I want to find a context-free grammar for $L = \{a^n : n\leq2^{20}\}$. There's one for sure. I approached it by two ways and both seemed dead end. One was to set a limit during the production of the new strings. But I don't think there's such a thing in CFGs. Second approach was to produce the strings of the language top-down. Starting from the last string $a^{2^{20}}$ and removing an $a$ each time till epsilon but I don't think that's achievable either. Any ideas?

• There's got to be some kind of a trick to it that has to do with some SPECIAL property of that number 2^20. So I looked it up in wolfram alpha: wolframalpha.com/input/?i=1048576 Turns out that number, for one of many reasons, is special because it is a perfect power.

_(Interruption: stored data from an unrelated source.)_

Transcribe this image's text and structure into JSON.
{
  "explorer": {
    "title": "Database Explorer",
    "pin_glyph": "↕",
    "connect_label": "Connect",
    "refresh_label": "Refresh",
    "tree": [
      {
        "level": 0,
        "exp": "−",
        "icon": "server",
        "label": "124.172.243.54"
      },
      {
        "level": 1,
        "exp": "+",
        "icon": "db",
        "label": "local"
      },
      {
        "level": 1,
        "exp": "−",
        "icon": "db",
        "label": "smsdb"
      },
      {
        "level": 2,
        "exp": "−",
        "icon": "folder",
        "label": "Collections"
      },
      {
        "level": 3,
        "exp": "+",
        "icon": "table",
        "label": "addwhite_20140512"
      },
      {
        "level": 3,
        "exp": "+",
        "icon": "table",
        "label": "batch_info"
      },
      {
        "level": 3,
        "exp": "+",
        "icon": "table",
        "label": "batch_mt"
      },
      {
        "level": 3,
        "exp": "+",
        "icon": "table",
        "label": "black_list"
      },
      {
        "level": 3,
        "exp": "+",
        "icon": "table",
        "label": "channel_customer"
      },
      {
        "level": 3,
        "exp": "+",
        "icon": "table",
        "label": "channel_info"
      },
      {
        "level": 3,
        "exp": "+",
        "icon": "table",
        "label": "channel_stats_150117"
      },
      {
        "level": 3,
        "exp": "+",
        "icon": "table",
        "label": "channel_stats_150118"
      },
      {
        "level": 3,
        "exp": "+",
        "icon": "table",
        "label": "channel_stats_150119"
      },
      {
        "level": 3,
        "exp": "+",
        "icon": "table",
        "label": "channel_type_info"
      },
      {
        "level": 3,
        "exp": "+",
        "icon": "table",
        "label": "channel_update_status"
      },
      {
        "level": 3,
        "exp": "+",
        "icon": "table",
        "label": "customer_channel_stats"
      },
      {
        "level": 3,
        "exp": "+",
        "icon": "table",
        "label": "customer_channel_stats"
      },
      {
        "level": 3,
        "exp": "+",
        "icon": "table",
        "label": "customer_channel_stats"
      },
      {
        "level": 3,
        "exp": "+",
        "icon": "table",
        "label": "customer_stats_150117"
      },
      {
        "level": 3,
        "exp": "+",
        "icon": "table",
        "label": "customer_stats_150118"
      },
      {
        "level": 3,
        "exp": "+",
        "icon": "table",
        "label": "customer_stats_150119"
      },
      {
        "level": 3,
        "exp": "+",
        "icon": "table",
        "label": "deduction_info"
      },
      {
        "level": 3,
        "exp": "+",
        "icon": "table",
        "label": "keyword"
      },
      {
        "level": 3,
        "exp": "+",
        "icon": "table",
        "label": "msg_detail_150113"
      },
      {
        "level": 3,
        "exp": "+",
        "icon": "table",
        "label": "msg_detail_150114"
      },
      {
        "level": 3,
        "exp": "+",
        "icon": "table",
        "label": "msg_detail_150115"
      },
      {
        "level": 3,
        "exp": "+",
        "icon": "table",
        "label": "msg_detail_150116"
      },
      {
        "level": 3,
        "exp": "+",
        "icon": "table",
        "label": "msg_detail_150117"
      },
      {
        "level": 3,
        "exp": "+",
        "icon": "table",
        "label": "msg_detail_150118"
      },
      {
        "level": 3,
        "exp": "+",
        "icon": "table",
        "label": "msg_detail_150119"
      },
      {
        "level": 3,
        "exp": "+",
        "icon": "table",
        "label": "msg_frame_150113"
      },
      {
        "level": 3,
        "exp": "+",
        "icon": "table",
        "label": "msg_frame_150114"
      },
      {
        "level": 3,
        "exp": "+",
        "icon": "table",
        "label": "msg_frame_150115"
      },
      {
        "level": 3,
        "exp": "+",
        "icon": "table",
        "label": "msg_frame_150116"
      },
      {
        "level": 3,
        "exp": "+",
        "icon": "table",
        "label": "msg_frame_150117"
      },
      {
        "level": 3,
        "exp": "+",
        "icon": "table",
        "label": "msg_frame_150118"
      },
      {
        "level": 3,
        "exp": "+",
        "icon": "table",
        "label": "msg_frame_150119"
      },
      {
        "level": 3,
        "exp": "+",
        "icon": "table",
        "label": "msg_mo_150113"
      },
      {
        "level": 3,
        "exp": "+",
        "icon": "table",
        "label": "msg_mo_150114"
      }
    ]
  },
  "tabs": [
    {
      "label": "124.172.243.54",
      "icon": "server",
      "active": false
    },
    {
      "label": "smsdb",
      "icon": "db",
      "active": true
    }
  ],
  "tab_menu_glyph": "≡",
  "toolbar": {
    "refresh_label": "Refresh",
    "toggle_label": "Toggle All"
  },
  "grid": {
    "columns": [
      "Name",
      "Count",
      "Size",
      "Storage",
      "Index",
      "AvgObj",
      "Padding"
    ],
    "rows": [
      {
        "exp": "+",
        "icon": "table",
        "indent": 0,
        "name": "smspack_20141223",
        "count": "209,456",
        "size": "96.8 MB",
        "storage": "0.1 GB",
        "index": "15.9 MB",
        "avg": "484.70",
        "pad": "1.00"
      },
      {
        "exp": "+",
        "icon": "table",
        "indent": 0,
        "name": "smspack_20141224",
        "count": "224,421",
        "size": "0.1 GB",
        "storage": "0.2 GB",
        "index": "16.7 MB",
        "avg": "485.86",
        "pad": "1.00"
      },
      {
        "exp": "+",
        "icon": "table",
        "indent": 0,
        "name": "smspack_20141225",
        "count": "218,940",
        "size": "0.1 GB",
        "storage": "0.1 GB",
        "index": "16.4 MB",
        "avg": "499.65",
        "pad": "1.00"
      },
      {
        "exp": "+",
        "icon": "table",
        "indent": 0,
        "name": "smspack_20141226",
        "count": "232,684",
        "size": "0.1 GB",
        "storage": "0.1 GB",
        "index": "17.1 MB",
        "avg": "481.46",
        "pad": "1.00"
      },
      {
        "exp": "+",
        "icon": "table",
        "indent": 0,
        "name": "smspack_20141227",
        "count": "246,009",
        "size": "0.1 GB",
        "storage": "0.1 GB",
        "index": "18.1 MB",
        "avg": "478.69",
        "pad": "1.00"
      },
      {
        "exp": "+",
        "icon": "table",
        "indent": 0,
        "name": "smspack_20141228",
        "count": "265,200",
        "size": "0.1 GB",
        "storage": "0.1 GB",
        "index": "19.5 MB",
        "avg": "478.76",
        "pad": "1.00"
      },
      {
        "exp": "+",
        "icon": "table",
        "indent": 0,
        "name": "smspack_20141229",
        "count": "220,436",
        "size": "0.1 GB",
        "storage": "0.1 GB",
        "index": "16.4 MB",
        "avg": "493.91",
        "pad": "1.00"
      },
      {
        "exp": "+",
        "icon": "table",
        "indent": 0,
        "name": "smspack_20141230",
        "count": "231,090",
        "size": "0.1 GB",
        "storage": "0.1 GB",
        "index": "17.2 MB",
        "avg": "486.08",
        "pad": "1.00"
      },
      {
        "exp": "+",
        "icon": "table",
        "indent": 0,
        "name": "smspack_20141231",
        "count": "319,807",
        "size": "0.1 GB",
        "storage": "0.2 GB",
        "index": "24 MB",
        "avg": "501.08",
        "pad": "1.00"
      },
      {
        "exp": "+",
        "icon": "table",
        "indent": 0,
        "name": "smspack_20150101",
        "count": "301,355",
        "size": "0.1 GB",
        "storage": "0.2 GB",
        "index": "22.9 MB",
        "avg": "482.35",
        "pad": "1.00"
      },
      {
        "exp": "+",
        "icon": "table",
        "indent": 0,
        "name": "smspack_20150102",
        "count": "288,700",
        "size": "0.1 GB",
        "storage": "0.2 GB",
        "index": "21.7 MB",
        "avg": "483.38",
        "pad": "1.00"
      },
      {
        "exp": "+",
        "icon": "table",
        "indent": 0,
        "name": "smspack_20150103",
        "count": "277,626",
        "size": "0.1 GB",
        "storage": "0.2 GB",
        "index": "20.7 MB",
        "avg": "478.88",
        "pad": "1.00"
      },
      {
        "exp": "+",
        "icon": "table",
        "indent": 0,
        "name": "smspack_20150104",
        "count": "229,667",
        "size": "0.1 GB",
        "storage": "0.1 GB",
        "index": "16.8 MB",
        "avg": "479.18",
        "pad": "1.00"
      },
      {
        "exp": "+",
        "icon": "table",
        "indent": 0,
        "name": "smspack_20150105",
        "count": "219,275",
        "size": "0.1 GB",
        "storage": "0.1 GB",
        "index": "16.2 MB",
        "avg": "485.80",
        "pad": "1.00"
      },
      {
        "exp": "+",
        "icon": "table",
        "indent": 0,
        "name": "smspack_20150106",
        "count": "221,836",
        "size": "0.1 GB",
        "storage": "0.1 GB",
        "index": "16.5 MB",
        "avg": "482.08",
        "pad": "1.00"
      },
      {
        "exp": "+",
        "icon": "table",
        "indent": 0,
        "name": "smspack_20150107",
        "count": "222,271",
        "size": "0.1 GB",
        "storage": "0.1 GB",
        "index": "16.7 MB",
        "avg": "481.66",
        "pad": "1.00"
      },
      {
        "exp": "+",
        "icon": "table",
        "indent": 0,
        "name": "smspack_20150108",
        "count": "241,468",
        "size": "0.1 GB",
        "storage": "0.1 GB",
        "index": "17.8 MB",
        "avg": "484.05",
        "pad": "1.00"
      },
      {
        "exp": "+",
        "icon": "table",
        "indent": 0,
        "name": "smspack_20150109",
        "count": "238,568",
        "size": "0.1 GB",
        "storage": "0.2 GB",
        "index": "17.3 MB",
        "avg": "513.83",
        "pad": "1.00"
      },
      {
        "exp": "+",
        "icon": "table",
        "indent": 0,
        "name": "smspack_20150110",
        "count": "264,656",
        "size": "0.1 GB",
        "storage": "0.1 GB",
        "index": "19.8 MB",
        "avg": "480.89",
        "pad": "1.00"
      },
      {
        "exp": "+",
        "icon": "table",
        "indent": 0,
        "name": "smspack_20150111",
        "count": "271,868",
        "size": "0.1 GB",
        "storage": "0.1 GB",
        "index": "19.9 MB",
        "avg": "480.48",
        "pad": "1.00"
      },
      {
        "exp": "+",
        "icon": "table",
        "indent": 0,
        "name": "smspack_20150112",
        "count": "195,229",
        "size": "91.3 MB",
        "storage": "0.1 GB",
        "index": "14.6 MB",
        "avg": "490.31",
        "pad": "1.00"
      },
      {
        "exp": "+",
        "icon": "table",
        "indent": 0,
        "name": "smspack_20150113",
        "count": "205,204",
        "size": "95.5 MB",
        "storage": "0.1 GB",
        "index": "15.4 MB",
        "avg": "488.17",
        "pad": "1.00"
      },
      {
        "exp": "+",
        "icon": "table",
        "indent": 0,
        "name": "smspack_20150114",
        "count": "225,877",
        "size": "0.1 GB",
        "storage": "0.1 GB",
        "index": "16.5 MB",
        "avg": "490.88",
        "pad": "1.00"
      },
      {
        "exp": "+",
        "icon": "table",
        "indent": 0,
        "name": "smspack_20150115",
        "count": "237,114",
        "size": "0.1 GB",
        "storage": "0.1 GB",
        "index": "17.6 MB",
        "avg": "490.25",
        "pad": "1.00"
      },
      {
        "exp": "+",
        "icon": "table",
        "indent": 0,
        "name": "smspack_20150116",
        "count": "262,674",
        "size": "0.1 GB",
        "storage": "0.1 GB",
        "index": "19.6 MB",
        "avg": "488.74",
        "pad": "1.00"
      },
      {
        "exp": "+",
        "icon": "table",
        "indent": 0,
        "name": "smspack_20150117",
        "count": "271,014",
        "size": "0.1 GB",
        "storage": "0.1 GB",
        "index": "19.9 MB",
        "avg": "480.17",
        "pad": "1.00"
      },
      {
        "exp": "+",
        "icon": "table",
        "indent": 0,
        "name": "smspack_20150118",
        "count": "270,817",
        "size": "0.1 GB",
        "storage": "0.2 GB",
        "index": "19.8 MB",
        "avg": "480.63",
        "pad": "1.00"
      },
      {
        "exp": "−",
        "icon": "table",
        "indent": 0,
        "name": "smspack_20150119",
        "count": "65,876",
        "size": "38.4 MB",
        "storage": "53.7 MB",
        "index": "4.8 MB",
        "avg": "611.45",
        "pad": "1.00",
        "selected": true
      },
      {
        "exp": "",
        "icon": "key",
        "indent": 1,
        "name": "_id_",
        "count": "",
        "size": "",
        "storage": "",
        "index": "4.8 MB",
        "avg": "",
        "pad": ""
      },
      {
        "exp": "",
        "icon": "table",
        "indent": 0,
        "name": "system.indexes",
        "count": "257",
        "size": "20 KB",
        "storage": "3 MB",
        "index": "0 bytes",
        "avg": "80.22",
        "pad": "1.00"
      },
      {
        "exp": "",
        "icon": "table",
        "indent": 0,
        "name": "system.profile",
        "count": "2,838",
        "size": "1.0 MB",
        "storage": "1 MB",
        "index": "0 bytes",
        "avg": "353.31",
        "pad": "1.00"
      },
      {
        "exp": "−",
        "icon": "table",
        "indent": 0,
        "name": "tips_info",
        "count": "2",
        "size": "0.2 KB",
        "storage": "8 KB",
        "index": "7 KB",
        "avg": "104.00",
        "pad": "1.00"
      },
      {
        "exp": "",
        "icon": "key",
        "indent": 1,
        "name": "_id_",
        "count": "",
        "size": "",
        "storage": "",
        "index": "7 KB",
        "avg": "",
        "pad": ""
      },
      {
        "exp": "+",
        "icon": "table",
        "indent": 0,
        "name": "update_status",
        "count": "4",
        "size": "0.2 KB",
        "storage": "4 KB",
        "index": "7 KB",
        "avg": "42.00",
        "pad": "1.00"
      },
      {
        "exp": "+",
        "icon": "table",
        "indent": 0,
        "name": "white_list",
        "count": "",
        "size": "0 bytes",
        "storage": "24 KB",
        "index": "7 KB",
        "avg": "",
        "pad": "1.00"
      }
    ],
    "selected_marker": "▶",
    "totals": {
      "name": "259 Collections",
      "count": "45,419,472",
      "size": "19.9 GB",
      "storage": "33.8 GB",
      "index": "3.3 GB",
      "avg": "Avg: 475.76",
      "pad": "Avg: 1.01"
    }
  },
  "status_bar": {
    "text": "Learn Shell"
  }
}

Let me think about it a little more. – alvonellos Mar 8 '14 at 16:51
• Think of one that produces $a^*$, then prepend $a^{2^{20}}$ to the first production. – G. Bach Mar 8 '14 at 16:51
• @G.Bach 1st approach just needs a limiter to 2^20 # of 'a'. Nit sure what you mean – Vasilis Manavis Mar 8 '14 at 16:59
• Can you come up with a grammar for $\{a^n:n\leq 5\}$? How is $2^{20}$ different? – Karolis Juodelė Mar 8 '14 at 17:01
• Sorry, I misread the question; I thought it said $n \geq 2^{20}$. – G. Bach Mar 8 '14 at 17:09

As Karolis mentions, one solution is $$S \to \epsilon | a | a^2 | a^3 | \cdots | a^{2^{20}}.$$ However, we can do better: \begin{align*} &A_{20} \to A_{19} A_{19} \\ &A_{19} \to A_{18} A_{18} \\ &A_{18} \to A_{17} A_{17} \\ &A_{17} \to A_{16} A_{16} \\ &A_{16} \to A_{15} A_{15} \\ &A_{15} \to A_{14} A_{14} \\ &A_{14} \to A_{13} A_{13} \\ &A_{13} \to A_{12} A_{12} \\ &A_{12} \to A_{11} A_{11} \\ &A_{11} \to A_{10} A_{10} \\ &A_{10} \to A_9 A_9 \\ &A_9 \to A_8 A_8 \\ &A_8 \to A_7 A_7 \\ &A_7 \to A_6 A_6 \\ &A_6 \to A_5 A_5 \\ &A_5 \to A_4 A_4 \\ &A_4 \to A_3 A_3 \\ &A_3 \to A_2 A_2 \\ &A_2 \to A_1 A_1 \\ &A_1 \to A_0 A_0 \\ &A_0 \to a | \epsilon \end{align*} The start symbol is $A_{20}$. You can prove by induction that $A_k$ generates $\{ a^n : n \leq 2^k \}$. If you want an even shorter solution, you can try \begin{align*} &A_{20} \to A_{18} A_{18} A_{18} A_{18} \\ &A_{18} \to A_{16} A_{16} A_{16} A_{16} \\ &A_{16} \to A_{14} A_{14} A_{14} A_{14} \\ &A_{14} \to A_{12} A_{12} A_{12} A_{12} \\ &A_{12} \to A_{10} A_{10} A_{10} A_{10} \\ &A_{10} \to A_8 A_8 A_8 A_8 \\ &A_8 \to A_6 A_6 A_6 A_6 \\ &A_6 \to A_4 A_4 A_4 A_4 \\ &A_4 \to A_2 A_2 A_2 A_2 \\ &A_2 \to \epsilon|a|aa|aaa|aaaa \end{align*} Many more options are possible, see which one you like most.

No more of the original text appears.